I want to prove in the case when $G$ is non-abelian and $H$ is a normal subgroup of $G$.
I was trying to imitate the proof of the clasic result (I put this proof below as a picture) but I have a problem in the unique expressions as sumands of the elements.
Any help or hint is welcome.
It is no longer true for non-abelian groups.

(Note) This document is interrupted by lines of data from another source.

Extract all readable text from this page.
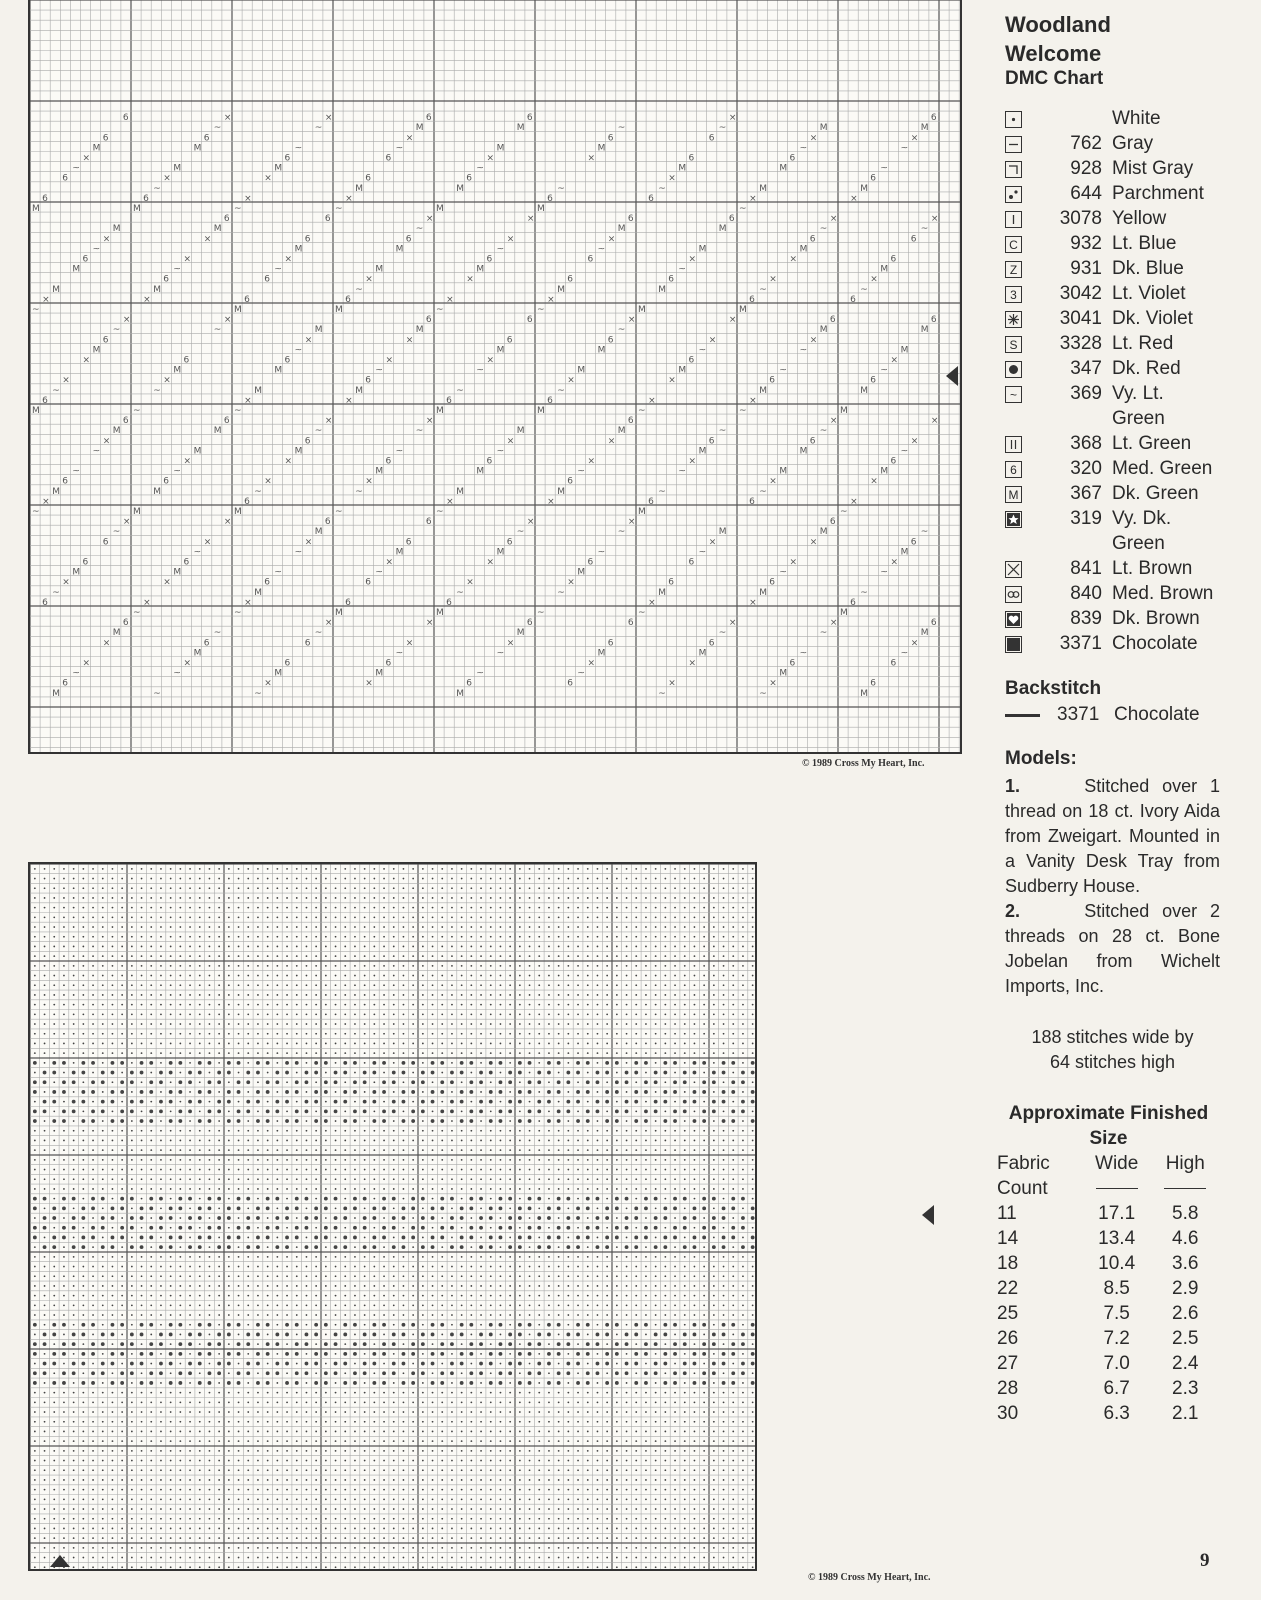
6
~
×
6
~
×
6
~
×
6
~
×
6
~
×
6
~
×
M
6
~
×
M
6
~
×
M
~
×
M
~
×
M
~
×
M
~
×
M
~
×
M
~
×
M
6
~
×
M
6
~
×
M
6
~
×
M
6
×
M
6
×
M
6
×
M
6
×
M
6
×
M
6
×
M
6
~
×
M
6
~
×
M
6
~
M
6
~
M
6
~
M
6
~
M
6
~
M
6
~
M
6
~
×
M
6
~
×
M
6
~
×
M
6
~
×
6
~
×
6
~
×
6
~
×
6
~
×
6
~
×
6
~
×
M
6
~
×
M
6
~
×
M
~
×
M
~
×
M
~
×
M
~
×
M
~
×
M
~
×
M
6
~
×
M
6
~
×
M
6
~
×
M
6
×
M
6
×
M
6
×
M
6
×
M
6
×
M
6
×
M
6
~
×
M
6
~
×
M
6
~
M
6
~
M
6
~
M
6
~
M
6
~
M
6
~
M
6
~
×
M
6
~
×
M
6
~
×
M
6
~
×
6
~
×
6
~
×
6
~
×
6
~
×
6
~
×
6
~
×
M
6
~
×
M
6
~
×
M
~
×
M
~
×
M
~
×
M
~
×
M
~
×
M
~
×
M
6
~
×
M
6
~
×
M
6
~
×
M
6
×
M
6
×
M
6
×
M
6
×
M
6
×
M
6
×
M
6
~
×
M
6
~
×
M
6
~
M
6
~
M
6
~
M
6
~
M
6
~
M
6
~
M
6
~
×
M
6
~
×
M
6
~
×
M
6
~
×
6
~
×
6
~
×
6
~
×
6
~
×
6
~
×
6
~
×
M
6
~
×
M
6
~
×
M
~
×
M
~
×
M
~
×
M
~
×
M
~
×
M
~
×
M
6
~
×
M
6
~
×
M
6
~
×
M
6
×
M
6
×
M
6
×
M
6
×
M
6
×
M
6
×
M
6
~
×
M
6
~
×
© 1989 Cross My Heart, Inc.
© 1989 Cross My Heart, Inc.
Woodland
Welcome
DMC Chart
White
762 Gray
928 Mist Gray
644 Parchment
3078 Yellow
C	932 Lt. Blue
Z	931 Dk. Blue
3	3042 Lt. Violet
3041 Dk. Violet
S	3328 Lt. Red
347 Dk. Red
~	369 Vy. Lt. Green
368 Lt. Green
6	320 Med. Green
M	367 Dk. Green
319 Vy. Dk. Green
841 Lt. Brown
840 Med. Brown
839 Dk. Brown
3371 Chocolate
Backstitch
3371 Chocolate
Models:

1.	Stitched over 1 thread on 18 ct. Ivory Aida from Zweigart. Mounted in a Vanity Desk Tray from Sudberry House.

2.	Stitched over 2 threads on 28 ct. Bone Jobelan from Wichelt Imports, Inc.

188 stitches wide by
64 stitches high
Approximate Finished
Size
Fabric	Wide	High
Count		
11	17.1	5.8
14	13.4	4.6
18	10.4	3.6
22	8.5	2.9
25	7.5	2.6
26	7.2	2.5
27	7.0	2.4
28	6.7	2.3
30	6.3	2.1
9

Take any nilpotent group $G$ with $G_2 = \mathbb{Q}$. For instance take $$G:=\begin{bmatrix} 1& \mathbb{Q} &\mathbb{Q} \\ 0 &1 &\mathbb{Q} \\ 0& 0& 1\end{bmatrix}$$ then $$G_2=\begin{bmatrix} 1& 0 &\mathbb{Q} \\ 0 &1 &0 \\ 0& 0& 1\end{bmatrix}$$
Now let $H=G_2$ (it is classical that this group is normal, see e.g. How to show that the commutator subgroup is a normal subgroup) and define $\phi:G_2\rightarrow \mathbb{Q}$ be the projection to the coordinate in the top right corner. That is clearly a homomorphism.
However, any homomorphism $G\rightarrow \mathbb{Q}$ must be trivial on $G_2$ (because the image is abelian). Therefore one can not extend $\phi$ to $G$.